"Passionate about digital, media and audiovisual ... 'blah, blah, blah' skills and knowledge 'blah, blah, blah' several years 'blah, blah, blah' your company blah, blah, blah' creative, young and innovative 'blah, blah, blah' corresponds to my idea 'blah, blah, blah' first job of my dreams."
"This is all blah, blah, blah," was what a young Frenchman said he was thinking some months ago when he decided to type, copy, paste and re-paste the onomatopoeic phrase in what apparently was the umpteenth letter of introduction he was hammering out.
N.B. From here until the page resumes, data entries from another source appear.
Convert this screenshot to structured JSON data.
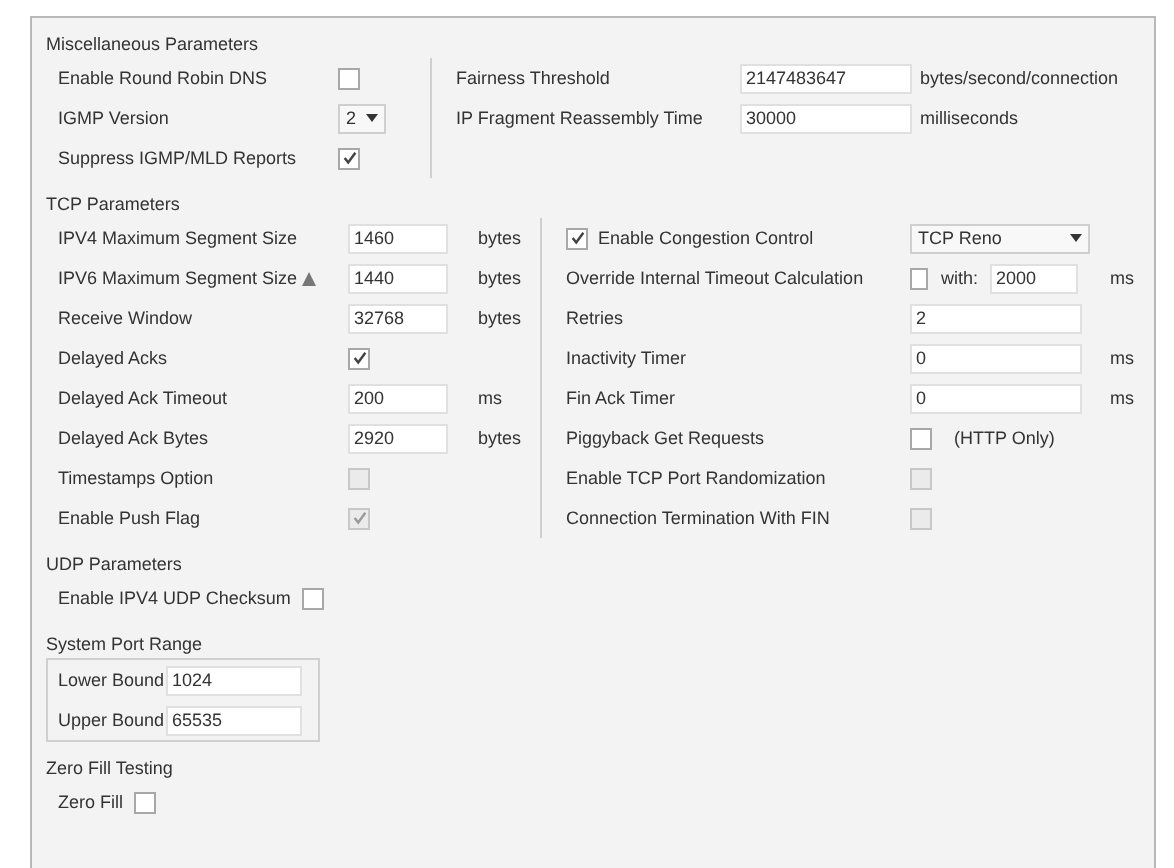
{
  "miscellaneous": {
    "title": "Miscellaneous Parameters",
    "left": [
      {
        "kind": "checkbox",
        "label": "Enable Round Robin DNS",
        "checked": false,
        "disabled": false
      },
      {
        "kind": "select",
        "label": "IGMP Version",
        "value": "2"
      },
      {
        "kind": "checkbox",
        "label": "Suppress IGMP/MLD Reports",
        "checked": true,
        "disabled": false
      }
    ],
    "right": [
      {
        "kind": "field",
        "label": "Fairness Threshold",
        "value": "2147483647",
        "unit": "bytes/second/connection"
      },
      {
        "kind": "field",
        "label": "IP Fragment Reassembly Time",
        "value": "30000",
        "unit": "milliseconds"
      }
    ]
  },
  "tcp": {
    "title": "TCP Parameters",
    "left": [
      {
        "kind": "field",
        "label": "IPV4 Maximum Segment Size",
        "value": "1460",
        "unit": "bytes"
      },
      {
        "kind": "field",
        "label": "IPV6 Maximum Segment Size",
        "warning": true,
        "value": "1440",
        "unit": "bytes"
      },
      {
        "kind": "field",
        "label": "Receive Window",
        "value": "32768",
        "unit": "bytes"
      },
      {
        "kind": "checkbox",
        "label": "Delayed Acks",
        "checked": true,
        "disabled": false
      },
      {
        "kind": "field",
        "label": "Delayed Ack Timeout",
        "value": "200",
        "unit": "ms"
      },
      {
        "kind": "field",
        "label": "Delayed Ack Bytes",
        "value": "2920",
        "unit": "bytes"
      },
      {
        "kind": "checkbox",
        "label": "Timestamps Option",
        "checked": false,
        "disabled": true
      },
      {
        "kind": "checkbox",
        "label": "Enable Push Flag",
        "checked": true,
        "disabled": true
      }
    ],
    "right": [
      {
        "kind": "check-select",
        "label": "Enable Congestion Control",
        "checked": true,
        "value": "TCP Reno"
      },
      {
        "kind": "check-with",
        "label": "Override Internal Timeout Calculation",
        "checked": false,
        "with_label": "with:",
        "value": "2000",
        "unit": "ms"
      },
      {
        "kind": "field",
        "label": "Retries",
        "value": "2"
      },
      {
        "kind": "field",
        "label": "Inactivity Timer",
        "value": "0",
        "unit": "ms"
      },
      {
        "kind": "field",
        "label": "Fin Ack Timer",
        "value": "0",
        "unit": "ms"
      },
      {
        "kind": "checkbox",
        "label": "Piggyback Get Requests",
        "checked": false,
        "disabled": false,
        "note": "(HTTP Only)"
      },
      {
        "kind": "checkbox",
        "label": "Enable TCP Port Randomization",
        "checked": false,
        "disabled": true
      },
      {
        "kind": "checkbox",
        "label": "Connection Termination With FIN",
        "checked": false,
        "disabled": true
      }
    ]
  },
  "udp": {
    "title": "UDP Parameters",
    "rows": [
      {
        "kind": "checkbox",
        "label": "Enable IPV4 UDP Checksum",
        "checked": false,
        "disabled": false
      }
    ]
  },
  "port_range": {
    "title": "System Port Range",
    "rows": [
      {
        "kind": "field",
        "label": "Lower Bound",
        "value": "1024"
      },
      {
        "kind": "field",
        "label": "Upper Bound",
        "value": "65535"
      }
    ]
  },
  "zero_fill": {
    "title": "Zero Fill Testing",
    "rows": [
      {
        "kind": "checkbox",
        "label": "Zero Fill",
        "checked": false,
        "disabled": false
      }
    ]
  }
}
By the end of 2015, Marketing school graduate Julien Chorier, 24, was tired of sending out job inquiries and not getting any responses. Facing the fact that his letters were not getting the attention he wanted, and wondering if anyone was actually even bothering to read them, he decided to replace some of the well-worn phrases job hunters use to describe experience and demonstrate motivation in cover letters with 'blah, blah, blah.' This last ditch effort not only got read, it produced results.
After receiving the letter, Alumnforce, a startup company specializing in building social network websites for schools, universities, alumni associations and foundations, invited him in for an interview and then hired him to start in the new year. On his first day of work, Julien proudly Tweeted this photo of his new employee badge.